La Asociación de Vecinos Plaza de Toros tiene un nuevo presidente para los dos próximos años tras la salida de Rafael Jiménez, que fue nombrado Defensor del Ciudadano. Se trata de Gerardo López, vicepresidente hasta la fecha y que fue elegido por unanimidad de todos los presentes (alrededor del 75 por ciento de los socios) con motivo de una asamblea celebrada en el colegio Antonio Machado. López, que estará acompañado por Pilar Ramos como secretaria y Francisco León como tesorero, califica de «increíble» la labor desempeñada por su antecesor en el cargo, por lo que apostará por una línea continuista sin dejar de lado sus propias ideas y una reivindicación que asegura será permanente. «Aprendí mucho de él (en referencia a Jiménez)», declara el nuevo presidente, quien aguarda como agua de mayo el nuevo Plan General de Ordenación Urbana (PGOU). «Las grandes deficiencias del barrio están ahora a la espera del planeamiento», justifica, como el colegio Antonio Machado: «Está obsoleto y habría que renovarlo».
-¿Cómo recibió su nombramiento como presidente?
-Sabía que los vecinos estaban conmigo después de tantos años en la asociación. No en vano, fui elegido por unanimidad, un respaldo muy importante en la asamblea. No cabe duda de que es muy importante comenzar de esta manera.
-¿Qué opinión tiene de la etapa de Rafael Jiménez en la presidencia?
-Increíble, sin duda. Todo lo aprendí de él. Es una persona muy dialogante e implicada en los asuntos del barrio. Ha conseguido muchas cosas. Tengo decidido que me guiaré por las mismas líneas que marcaron su actuación: diálogo y reivindicación.
-¿Cómo afronta su nueva responsabilidad?
-Con muchas ganas, las mismas o más que las que tenía antes. Mi línea de actuación será continuista por aquello que le dije de que estoy más que satisfecho con el trabajo de Rafael (Jiménez), y creo que es el mejor camino. Ahora bien, yo también tengo mis propias ideas y proyectos que poner en marcha. Lo que no dejaré de lado será la reivindicación, porque está demostrado que sin ella se consigue poco o nada, seguro. Claro que también voy a contar con la ayuda de los miembros de la junta directiva, gente con muchas ganas de trabajar por el barrio.
-Por cierto, ¿cuáles son a su juicio las grandes deficiencias que asolan todavía hoy a la zona y en las que pondrá todo su esfuerzo?

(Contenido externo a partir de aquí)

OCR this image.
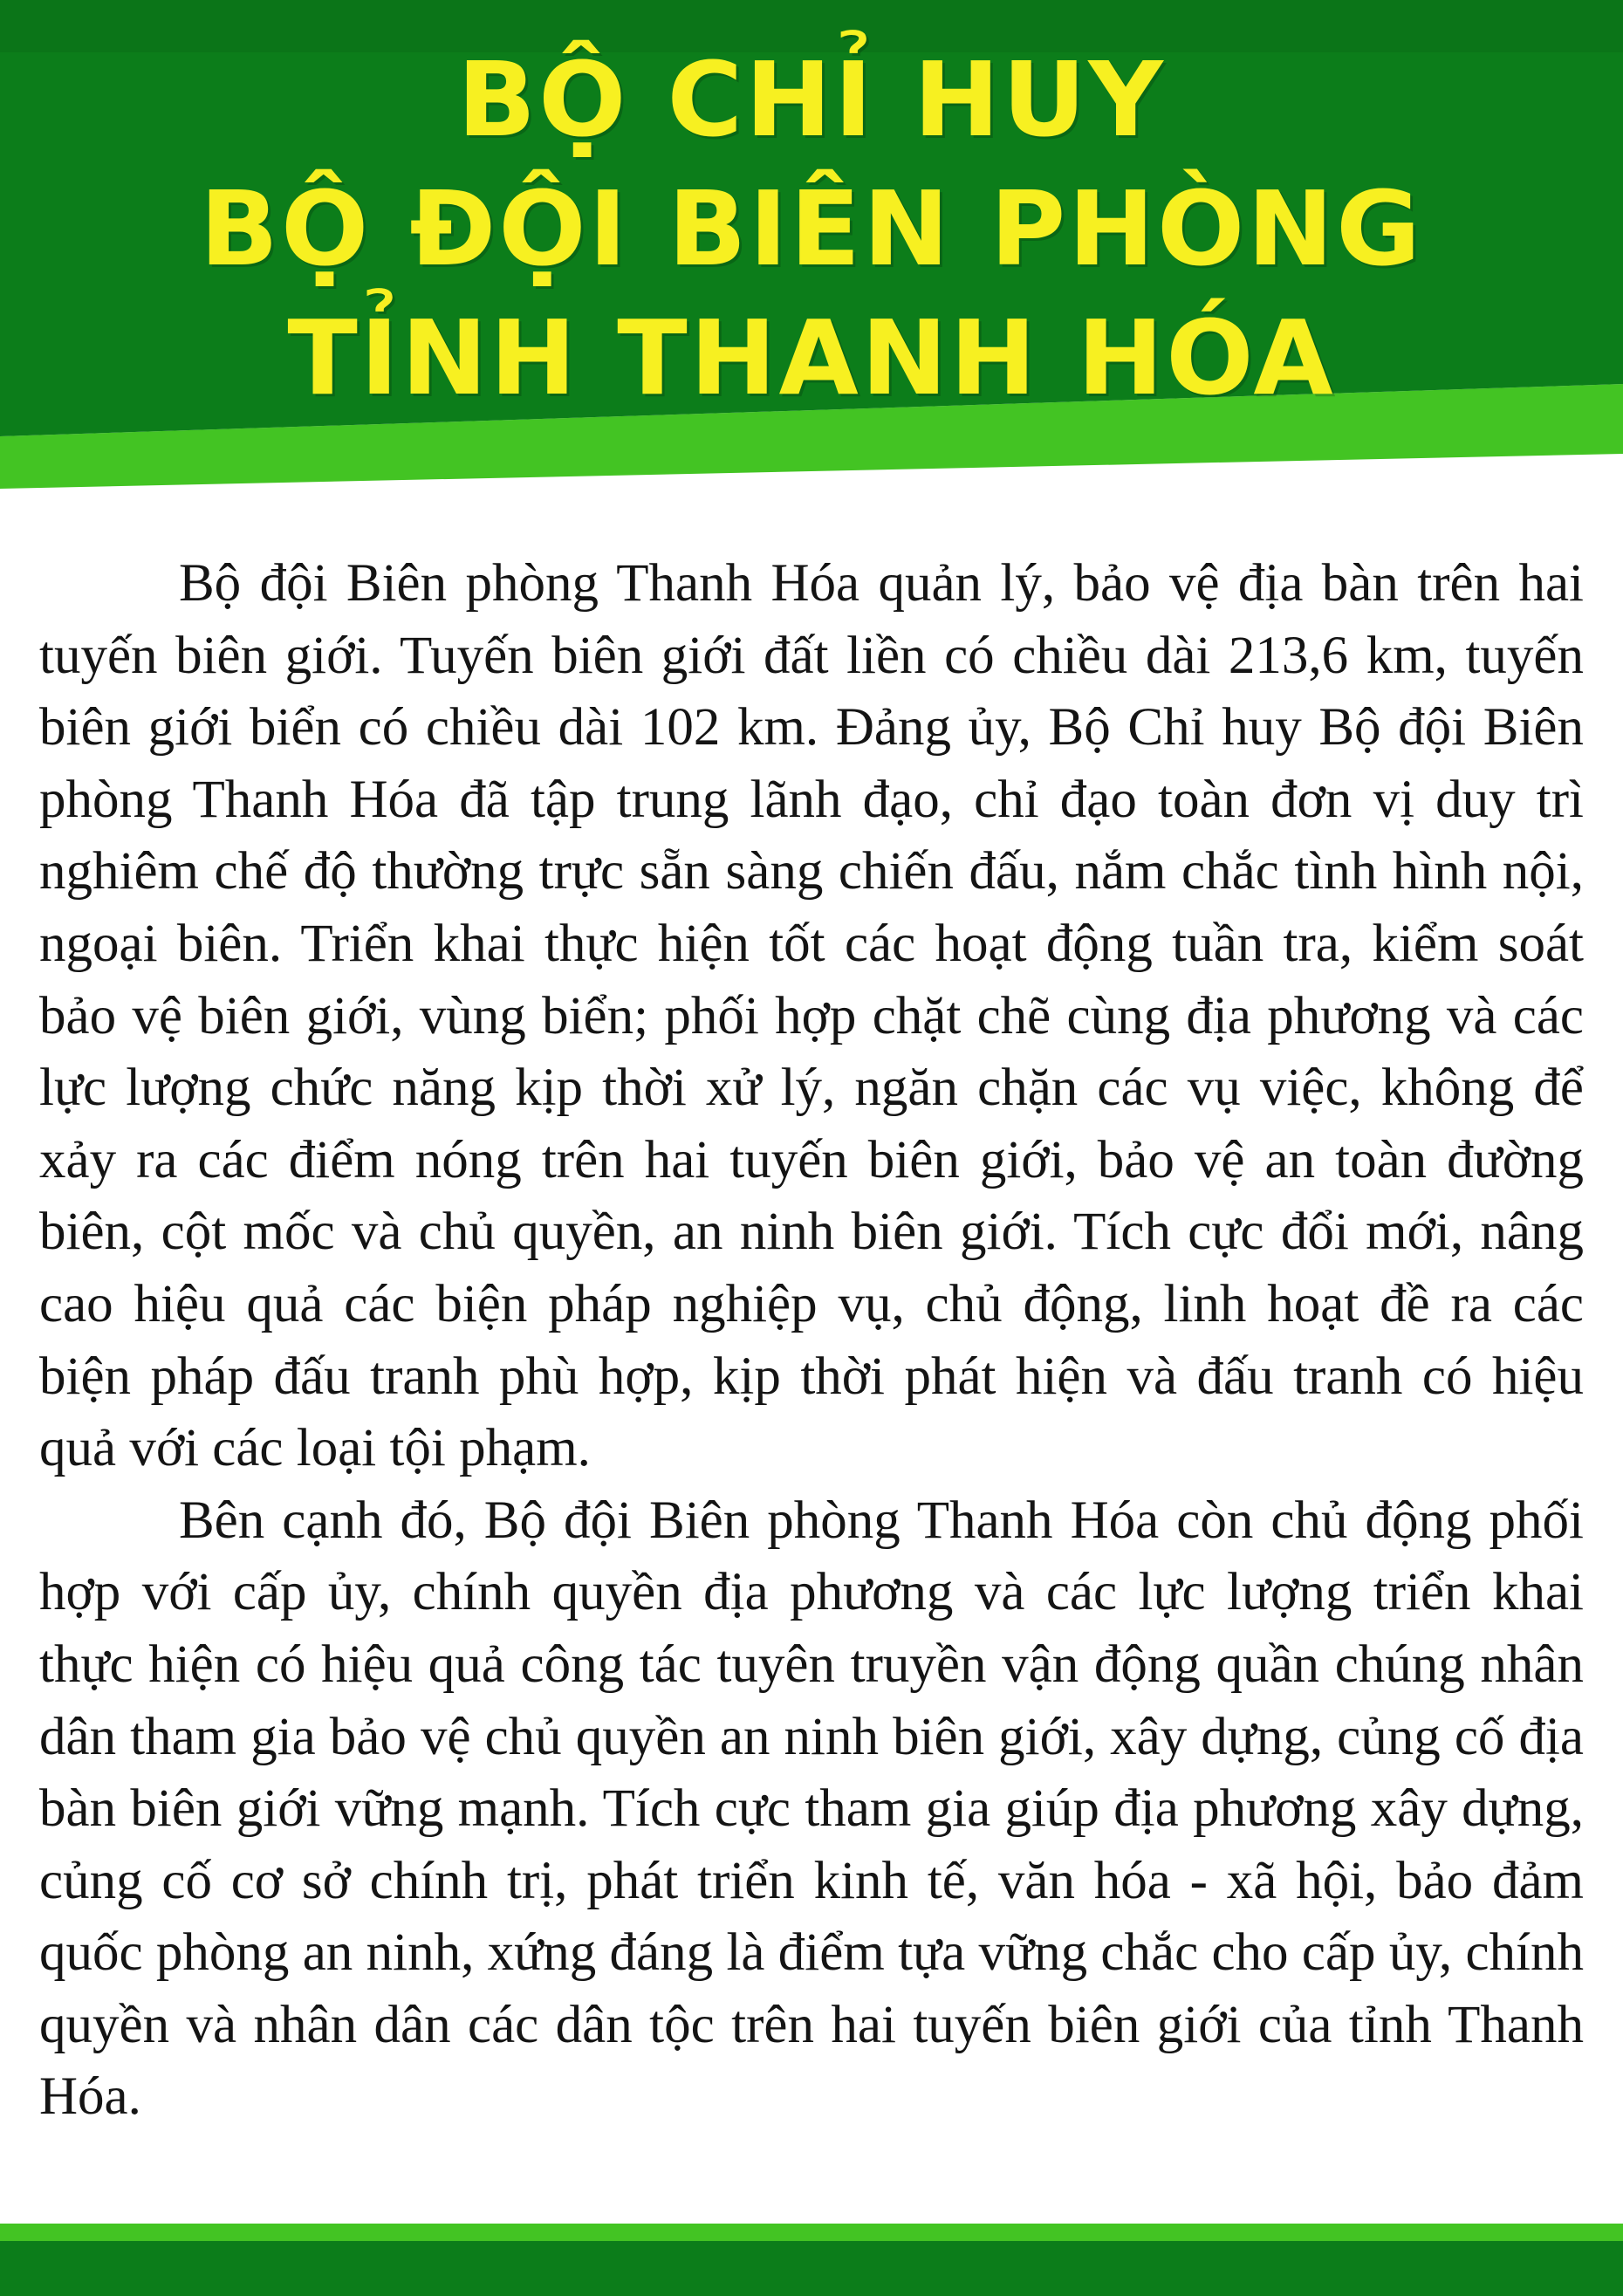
BỘ CHỈ HUY
BỘ ĐỘI BIÊN PHÒNG
TỈNH THANH HÓA

Bộ đội Biên phòng Thanh Hóa quản lý, bảo vệ địa bàn trên hai tuyến biên giới. Tuyến biên giới đất liền có chiều dài 213,6 km, tuyến biên giới biển có chiều dài 102 km. Đảng ủy, Bộ Chỉ huy Bộ đội Biên phòng Thanh Hóa đã tập trung lãnh đạo, chỉ đạo toàn đơn vị duy trì nghiêm chế độ thường trực sẵn sàng chiến đấu, nắm chắc tình hình nội, ngoại biên. Triển khai thực hiện tốt các hoạt động tuần tra, kiểm soát bảo vệ biên giới, vùng biển; phối hợp chặt chẽ cùng địa phương và các lực lượng chức năng kịp thời xử lý, ngăn chặn các vụ việc, không để xảy ra các điểm nóng trên hai tuyến biên giới, bảo vệ an toàn đường biên, cột mốc và chủ quyền, an ninh biên giới. Tích cực đổi mới, nâng cao hiệu quả các biện pháp nghiệp vụ, chủ động, linh hoạt đề ra các biện pháp đấu tranh phù hợp, kịp thời phát hiện và đấu tranh có hiệu quả với các loại tội phạm.

Bên cạnh đó, Bộ đội Biên phòng Thanh Hóa còn chủ động phối hợp với cấp ủy, chính quyền địa phương và các lực lượng triển khai thực hiện có hiệu quả công tác tuyên truyền vận động quần chúng nhân dân tham gia bảo vệ chủ quyền an ninh biên giới, xây dựng, củng cố địa bàn biên giới vững mạnh. Tích cực tham gia giúp địa phương xây dựng, củng cố cơ sở chính trị, phát triển kinh tế, văn hóa - xã hội, bảo đảm quốc phòng an ninh, xứng đáng là điểm tựa vững chắc cho cấp ủy, chính quyền và nhân dân các dân tộc trên hai tuyến biên giới của tỉnh Thanh Hóa.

-Le podría decir sin miedo a equivocarme que todas estás grandes deficiencias están a la espera de la puesta en marcha del Plan General de Ordenación Urbana (PGOU), que revitalizará el barrio. Desde que soy presidente la alcaldesa estuvo aquí ya en varias ocasiones inaugurando una zona de aparcamientos en la calle Príncipe de Vergara, una de las más transitadas, y también para reunirse con los miembros de la asociación. Muchas de las infraestructuras que le faltan a Plaza de Toros aparecen contempladas en el PGOU, como la aplicación del colegio Antonio Machado, la construcción de un instituto y la eliminación de las naves industriales en la zona norte.
-¿Cómo va el asunto de la ampliación del colegio, una de las grandes reivindicaciones de los vecinos de Plaza de Toros?
-El colegio está obsoleto y convendría renovarlo por completo.
-Sin embargo, algunos vecinos en el barrio prefieren que el centro se amplíe hacia el norte y otros hacia el parque, ¿usted qué opina?
-Que lo mejor es hacia el parque, como al final se hará. Sin perder de vista que esta infraestructura no se perderá en su totalidad.
-PGOU al margen, ¿cuentan con el apoyo del equipo de gobierno?
-La alcaldesa estuvo aquí en varias ocasiones desde que ejerzo de presidente. El equipo de gobierno se está prestando en definitiva a solucionar los problemas y esto es importante; los vecinos somos conscientes de esto y no estamos abandonados. La relación es fluida. Lo importante es que la mayoría de los asuntos pendientes los están solucionando.
-¿Y del otro colectivo vecinal de Plaza de Toros, Pablo Picasso?
-No es nuevo decir que tuvimos muchos problemas. Ahora bien, el conflicto por mi parte será mínimo porque de partida respeto el trabajo que realizan. Pero de aquí a tener una relación fluida lo veo difícil.